Your system will also automatically pay your fixed costs. She has set it up to automatically pay for most of her subscriptions and bills with her credit card. Some of her bills can’t be issued on credit cards—like utilities and loans—so they’re automatically paid from her checking account. Finally, her credit card company automatically emails her a copy of her bill for her to review for five minutes. After the check, the invoice is automatically paid in full from your checking account.

The money left in their account is used for guilt-free spending money. She knows that before she spends a dime of her debt-free money, she’s definitely already achieved her savings and investment goals — so she can really enjoy buying what she wants.

To make sure she doesn’t overspend, she focuses on two big wins: going out to eat and new clothes. She sets up alerts in You Need a Budget (YNAB) to notify her when she exceeds her spending goals and keeps a $500 reserve in her checking account just in case. (The few times she checked her expenses, she repaid herself with her “unexpected expenses” money from her savings account.) To make it easier to track expenses, she uses her credit card to do all of her fun things as often as possible pay possible. She knows from her spending trend that she typically spends $100 a month in cash on coffee and tips, so she includes that in her guilt-free spending. No tracking of receipts or manual entry of data.

In the middle of the month, Michelle’s calendar reminds her to check her financial software to make sure she’s keeping her pocket money within her limits.
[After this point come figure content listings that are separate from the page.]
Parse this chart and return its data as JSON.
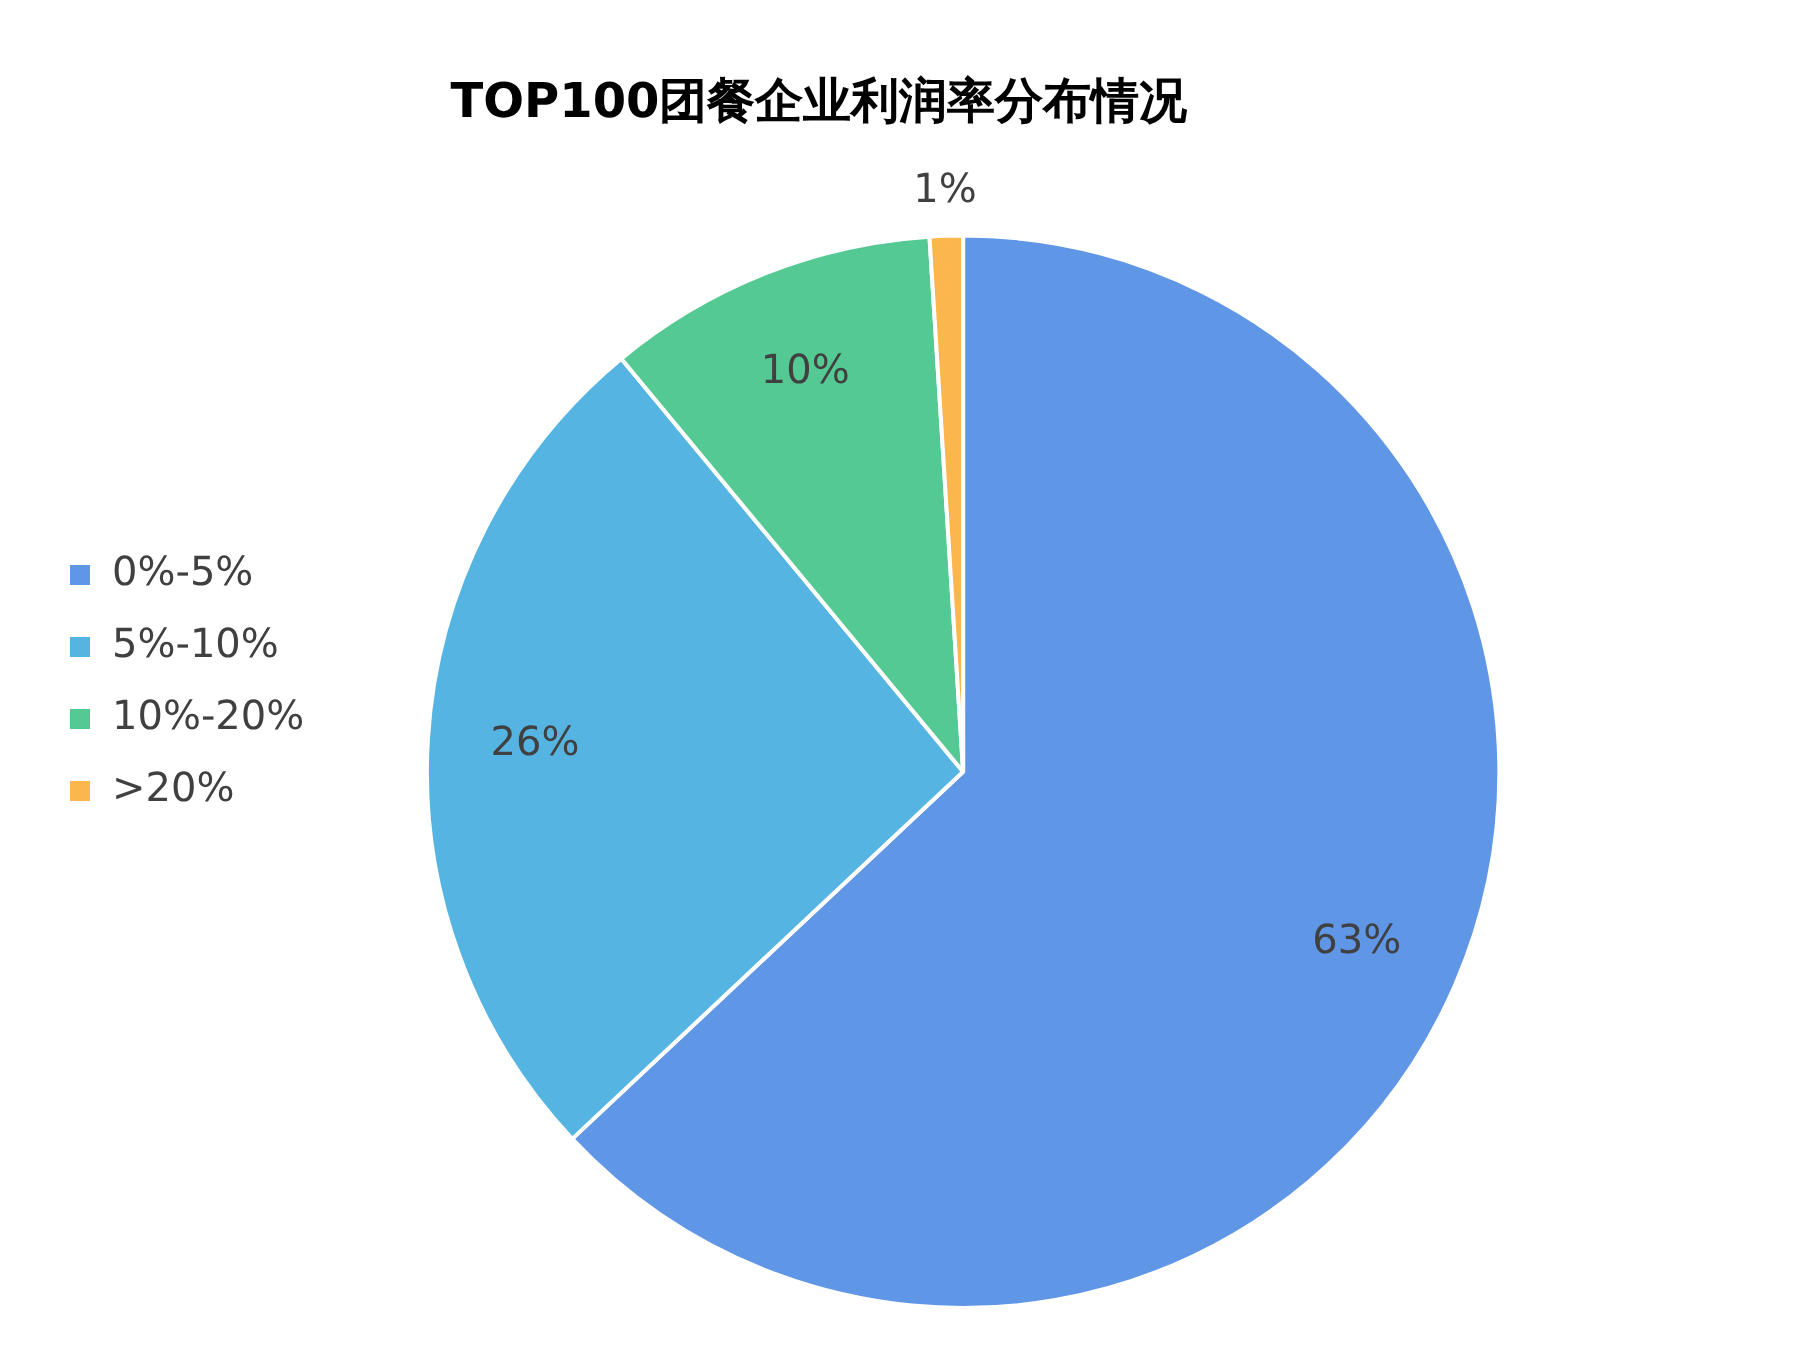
{
  "chart_data": {
    "type": "pie",
    "title": "TOP100团餐企业利润率分布情况",
    "categories": [
      "0%-5%",
      "5%-10%",
      "10%-20%",
      ">20%"
    ],
    "values": [
      63,
      26,
      10,
      1
    ],
    "colors": [
      "#6096e6",
      "#56b4e3",
      "#55c993",
      "#fbb74e"
    ],
    "value_labels": [
      "63%",
      "26%",
      "10%",
      "1%"
    ],
    "legend": "left"
  }
}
If she’s okay, she lives on. If she exceeds her limit, she decides what to reduce to stay on track throughout the month. Luckily, she has fifteen days to get it right, and by politely passing along an invite to dinner, she gets back on track.
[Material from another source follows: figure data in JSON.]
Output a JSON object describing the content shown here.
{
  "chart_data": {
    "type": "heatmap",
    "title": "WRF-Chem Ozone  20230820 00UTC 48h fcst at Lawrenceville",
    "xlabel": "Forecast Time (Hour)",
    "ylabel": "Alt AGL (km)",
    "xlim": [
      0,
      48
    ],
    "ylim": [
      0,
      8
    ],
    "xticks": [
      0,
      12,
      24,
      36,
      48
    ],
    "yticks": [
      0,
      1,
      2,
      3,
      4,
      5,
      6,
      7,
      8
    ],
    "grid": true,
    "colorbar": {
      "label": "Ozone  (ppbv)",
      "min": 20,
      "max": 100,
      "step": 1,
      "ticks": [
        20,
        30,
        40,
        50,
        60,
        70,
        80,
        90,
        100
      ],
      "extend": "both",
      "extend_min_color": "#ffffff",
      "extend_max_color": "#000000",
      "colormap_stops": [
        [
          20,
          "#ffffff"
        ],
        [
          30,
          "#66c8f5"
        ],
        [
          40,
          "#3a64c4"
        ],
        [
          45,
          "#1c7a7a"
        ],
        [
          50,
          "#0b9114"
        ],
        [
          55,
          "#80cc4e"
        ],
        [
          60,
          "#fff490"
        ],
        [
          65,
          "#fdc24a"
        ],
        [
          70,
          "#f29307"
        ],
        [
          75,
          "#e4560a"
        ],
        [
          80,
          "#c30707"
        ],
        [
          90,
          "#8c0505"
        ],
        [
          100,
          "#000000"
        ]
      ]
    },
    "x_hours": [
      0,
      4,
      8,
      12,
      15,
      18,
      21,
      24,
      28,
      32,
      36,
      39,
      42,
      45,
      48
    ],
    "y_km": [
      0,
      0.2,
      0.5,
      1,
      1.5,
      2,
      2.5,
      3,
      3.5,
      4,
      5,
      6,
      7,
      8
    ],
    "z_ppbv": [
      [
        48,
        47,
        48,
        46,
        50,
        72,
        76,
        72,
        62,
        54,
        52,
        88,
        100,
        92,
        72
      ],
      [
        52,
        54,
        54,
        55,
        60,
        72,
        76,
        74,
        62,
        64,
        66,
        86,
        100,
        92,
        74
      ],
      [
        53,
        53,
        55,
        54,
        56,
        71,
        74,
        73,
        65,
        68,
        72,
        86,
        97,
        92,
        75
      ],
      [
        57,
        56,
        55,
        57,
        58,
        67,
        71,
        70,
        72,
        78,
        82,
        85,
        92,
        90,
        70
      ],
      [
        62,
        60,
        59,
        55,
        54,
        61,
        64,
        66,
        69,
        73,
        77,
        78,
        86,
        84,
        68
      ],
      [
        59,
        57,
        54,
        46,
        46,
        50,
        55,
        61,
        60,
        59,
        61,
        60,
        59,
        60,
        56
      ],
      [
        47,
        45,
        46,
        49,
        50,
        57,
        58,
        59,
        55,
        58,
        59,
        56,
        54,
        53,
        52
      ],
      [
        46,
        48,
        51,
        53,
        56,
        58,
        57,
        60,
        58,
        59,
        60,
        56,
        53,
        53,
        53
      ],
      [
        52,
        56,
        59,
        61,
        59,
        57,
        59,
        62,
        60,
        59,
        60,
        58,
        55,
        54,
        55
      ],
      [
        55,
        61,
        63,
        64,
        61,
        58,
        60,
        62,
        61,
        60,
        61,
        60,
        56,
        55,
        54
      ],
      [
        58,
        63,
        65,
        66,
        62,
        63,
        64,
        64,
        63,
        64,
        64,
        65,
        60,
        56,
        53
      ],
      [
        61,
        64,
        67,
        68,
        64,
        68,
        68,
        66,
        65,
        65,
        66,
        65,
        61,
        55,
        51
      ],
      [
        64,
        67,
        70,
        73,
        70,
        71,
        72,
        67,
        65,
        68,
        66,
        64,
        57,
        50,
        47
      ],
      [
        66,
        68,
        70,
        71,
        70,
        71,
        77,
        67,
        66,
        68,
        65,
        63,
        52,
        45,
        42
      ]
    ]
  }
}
A tool like You Need a Budget gives me a more detailed view of my finances. In YNAB, it’s super easy to tag money that’s available for discretionary spending and not needed for bills, and that really appeals to my analytical side.
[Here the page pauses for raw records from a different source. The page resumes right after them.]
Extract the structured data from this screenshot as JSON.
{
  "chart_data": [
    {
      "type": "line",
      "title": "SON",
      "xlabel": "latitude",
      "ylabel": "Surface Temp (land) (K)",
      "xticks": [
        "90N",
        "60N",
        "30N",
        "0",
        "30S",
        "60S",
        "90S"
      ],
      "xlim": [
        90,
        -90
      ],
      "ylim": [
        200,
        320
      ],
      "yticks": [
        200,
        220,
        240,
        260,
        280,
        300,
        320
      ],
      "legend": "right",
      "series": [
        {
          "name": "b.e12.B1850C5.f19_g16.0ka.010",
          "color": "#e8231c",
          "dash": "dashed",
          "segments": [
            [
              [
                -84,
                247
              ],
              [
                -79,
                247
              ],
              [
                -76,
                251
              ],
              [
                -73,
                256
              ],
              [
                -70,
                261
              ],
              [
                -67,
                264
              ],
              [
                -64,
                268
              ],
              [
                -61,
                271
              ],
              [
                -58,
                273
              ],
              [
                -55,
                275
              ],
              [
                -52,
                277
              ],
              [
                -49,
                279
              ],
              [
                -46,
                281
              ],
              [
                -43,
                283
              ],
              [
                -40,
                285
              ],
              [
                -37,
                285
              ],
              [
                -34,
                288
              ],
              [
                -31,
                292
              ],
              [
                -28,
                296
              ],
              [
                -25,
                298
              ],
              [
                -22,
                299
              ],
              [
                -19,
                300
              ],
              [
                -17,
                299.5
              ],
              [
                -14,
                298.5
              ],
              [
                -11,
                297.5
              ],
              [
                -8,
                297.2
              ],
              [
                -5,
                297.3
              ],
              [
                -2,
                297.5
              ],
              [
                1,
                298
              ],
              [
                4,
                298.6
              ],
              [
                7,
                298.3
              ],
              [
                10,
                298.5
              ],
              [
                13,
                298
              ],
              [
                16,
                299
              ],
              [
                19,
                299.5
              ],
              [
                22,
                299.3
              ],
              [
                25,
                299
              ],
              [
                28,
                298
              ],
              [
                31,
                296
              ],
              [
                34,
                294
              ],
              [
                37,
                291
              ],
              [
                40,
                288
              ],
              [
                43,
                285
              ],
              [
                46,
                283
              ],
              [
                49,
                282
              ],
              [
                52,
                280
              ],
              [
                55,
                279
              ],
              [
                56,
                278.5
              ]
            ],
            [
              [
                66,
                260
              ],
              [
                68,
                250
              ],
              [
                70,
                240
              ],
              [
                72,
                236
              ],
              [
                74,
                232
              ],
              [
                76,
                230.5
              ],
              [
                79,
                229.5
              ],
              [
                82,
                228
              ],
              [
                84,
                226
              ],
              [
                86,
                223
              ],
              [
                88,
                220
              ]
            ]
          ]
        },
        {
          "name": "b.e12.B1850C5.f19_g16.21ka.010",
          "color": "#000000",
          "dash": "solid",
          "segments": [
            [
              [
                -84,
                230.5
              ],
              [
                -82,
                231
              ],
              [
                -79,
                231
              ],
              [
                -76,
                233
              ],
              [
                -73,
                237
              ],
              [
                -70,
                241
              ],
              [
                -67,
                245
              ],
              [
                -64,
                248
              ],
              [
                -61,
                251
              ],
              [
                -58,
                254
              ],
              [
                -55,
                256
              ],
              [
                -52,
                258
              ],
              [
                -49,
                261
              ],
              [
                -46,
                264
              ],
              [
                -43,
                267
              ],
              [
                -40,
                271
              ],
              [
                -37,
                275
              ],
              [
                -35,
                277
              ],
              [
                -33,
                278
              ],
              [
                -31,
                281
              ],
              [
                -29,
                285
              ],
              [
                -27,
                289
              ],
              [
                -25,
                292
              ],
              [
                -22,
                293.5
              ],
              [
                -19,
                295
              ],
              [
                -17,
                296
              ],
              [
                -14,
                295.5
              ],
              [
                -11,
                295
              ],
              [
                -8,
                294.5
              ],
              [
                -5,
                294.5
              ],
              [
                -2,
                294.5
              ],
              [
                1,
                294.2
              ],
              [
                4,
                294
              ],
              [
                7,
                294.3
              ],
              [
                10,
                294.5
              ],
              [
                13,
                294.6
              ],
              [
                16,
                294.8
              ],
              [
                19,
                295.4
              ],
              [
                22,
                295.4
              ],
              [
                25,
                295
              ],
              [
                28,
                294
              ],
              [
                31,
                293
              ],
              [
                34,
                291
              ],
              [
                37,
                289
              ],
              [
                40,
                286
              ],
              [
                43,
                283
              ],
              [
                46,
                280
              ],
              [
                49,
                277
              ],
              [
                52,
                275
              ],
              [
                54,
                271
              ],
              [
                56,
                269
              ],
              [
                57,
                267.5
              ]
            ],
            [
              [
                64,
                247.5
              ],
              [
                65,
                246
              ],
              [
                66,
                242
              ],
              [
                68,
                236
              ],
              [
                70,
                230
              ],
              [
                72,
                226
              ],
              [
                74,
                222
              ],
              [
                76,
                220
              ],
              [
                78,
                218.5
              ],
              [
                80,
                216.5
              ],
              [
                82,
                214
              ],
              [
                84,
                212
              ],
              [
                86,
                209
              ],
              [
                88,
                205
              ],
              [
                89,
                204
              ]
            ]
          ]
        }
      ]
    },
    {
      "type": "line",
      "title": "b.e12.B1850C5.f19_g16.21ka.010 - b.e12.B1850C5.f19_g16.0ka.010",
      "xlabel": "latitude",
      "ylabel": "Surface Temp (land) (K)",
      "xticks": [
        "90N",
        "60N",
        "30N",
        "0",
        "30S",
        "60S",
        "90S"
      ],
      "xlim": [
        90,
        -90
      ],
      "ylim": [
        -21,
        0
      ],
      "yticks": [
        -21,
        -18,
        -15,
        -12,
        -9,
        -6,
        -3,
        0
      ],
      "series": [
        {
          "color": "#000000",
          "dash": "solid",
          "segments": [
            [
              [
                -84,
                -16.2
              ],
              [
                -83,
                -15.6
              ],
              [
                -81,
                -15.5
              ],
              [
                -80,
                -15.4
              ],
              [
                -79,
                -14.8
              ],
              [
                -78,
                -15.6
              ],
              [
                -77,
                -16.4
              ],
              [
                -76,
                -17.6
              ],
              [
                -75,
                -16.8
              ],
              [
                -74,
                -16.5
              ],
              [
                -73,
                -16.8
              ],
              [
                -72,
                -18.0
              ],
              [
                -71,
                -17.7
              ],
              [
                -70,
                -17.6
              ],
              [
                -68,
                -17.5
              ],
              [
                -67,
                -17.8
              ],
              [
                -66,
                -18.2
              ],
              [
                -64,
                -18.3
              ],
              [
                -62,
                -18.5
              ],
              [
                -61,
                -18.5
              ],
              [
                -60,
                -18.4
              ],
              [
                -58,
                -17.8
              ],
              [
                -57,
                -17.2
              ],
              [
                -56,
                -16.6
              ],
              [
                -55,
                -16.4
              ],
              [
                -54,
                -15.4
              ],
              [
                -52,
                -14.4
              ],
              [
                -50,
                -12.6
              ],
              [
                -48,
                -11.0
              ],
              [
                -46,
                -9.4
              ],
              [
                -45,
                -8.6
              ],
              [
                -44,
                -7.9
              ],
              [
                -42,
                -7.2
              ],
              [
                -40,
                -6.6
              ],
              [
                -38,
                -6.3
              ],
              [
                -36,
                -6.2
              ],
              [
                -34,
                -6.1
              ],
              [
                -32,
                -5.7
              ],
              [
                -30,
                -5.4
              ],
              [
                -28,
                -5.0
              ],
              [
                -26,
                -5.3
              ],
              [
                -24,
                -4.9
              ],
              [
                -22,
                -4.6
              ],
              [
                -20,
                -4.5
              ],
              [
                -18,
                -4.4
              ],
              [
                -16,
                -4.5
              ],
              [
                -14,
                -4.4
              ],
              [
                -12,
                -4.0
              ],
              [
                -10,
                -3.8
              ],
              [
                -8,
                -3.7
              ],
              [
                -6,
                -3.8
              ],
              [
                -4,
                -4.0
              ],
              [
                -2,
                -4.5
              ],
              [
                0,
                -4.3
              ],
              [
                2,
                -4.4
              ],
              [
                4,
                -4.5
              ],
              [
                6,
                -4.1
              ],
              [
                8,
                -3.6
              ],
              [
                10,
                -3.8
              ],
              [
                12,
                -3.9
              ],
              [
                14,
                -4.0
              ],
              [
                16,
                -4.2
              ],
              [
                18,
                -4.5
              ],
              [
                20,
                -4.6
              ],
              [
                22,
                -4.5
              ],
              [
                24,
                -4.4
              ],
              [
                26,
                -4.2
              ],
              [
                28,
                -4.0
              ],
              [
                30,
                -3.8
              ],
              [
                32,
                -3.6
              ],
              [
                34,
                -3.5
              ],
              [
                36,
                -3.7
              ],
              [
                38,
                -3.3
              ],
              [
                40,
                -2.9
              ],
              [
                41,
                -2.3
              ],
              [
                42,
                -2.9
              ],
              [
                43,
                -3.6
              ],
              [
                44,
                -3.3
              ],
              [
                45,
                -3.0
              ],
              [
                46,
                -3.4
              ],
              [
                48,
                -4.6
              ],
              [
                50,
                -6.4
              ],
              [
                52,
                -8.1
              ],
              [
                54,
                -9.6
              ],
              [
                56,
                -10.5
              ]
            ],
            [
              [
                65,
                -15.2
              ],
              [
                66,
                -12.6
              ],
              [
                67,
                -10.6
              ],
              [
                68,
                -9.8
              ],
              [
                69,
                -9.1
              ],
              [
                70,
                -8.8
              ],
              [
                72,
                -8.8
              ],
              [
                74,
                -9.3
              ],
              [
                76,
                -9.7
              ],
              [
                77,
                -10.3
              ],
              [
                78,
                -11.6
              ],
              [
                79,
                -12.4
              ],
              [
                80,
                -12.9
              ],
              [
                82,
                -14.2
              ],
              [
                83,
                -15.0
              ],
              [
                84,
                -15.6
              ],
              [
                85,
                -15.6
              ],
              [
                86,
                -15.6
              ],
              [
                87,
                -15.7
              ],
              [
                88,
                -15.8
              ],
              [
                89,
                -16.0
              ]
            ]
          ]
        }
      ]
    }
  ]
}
At the end of the month, she spent less than two hours monitoring her finances, but she’s invested 10 percent, saved 5 percent (in part buckets for her wedding, house down payment, and emergency fund), and paid all her bills the time she paid her credit card completely and spent exactly what she wanted to spend. She only had to say “no” once, and it wasn’t a big deal. In fact, none of that was.


When it comes to automation, it “sounds” really good – but almost none of us do it. Here’s why. Invisible ScriptWhat does it mean”It feels like I have more control knowing I can invest when the market goes down.”I can understand being nervous about automating my finances. The good news is that you are in control. You can always check it and stop or change any setting you want. More importantly, be honest: did you actually invest consistently every month? Is all your money getting where it’s supposed to go? Do you automatically rebalance? If the answer is no, you’ve lost money. Let’s fix this. “In the beginning I didn’t have much money. It doesn’t seem worth it.” Start now and build the habit. As your income increases, your habits will adjust and your system will automatically grow with you. “I invest manually based on my variable income. It’s hard to automate when my income can vary greatly.” Irregular income is dealt with in this automation system. “The honest answer is because I don’t know how.” Thank god someone is finally responding with a real answer, not some concocted bullshit about how they want “control” over their investments. We’re talking investment returns, folks! There’s nothing wrong with not knowing this stuff. Continue reading. “The fees are lower if I do it myself. I have more control over where my money goes (or at least it feels like it). It’s also a forced review of my goals and progress.” Sigh. feelings. Sometimes your feelings are fine-tuned instincts that you should listen to. But sometimes your feelings are capricious and misguided and mislead you – and you really should follow the evidence. This is one of those cases. Bottom Line: Automating your finances gives you more time, more money, and higher investment returns.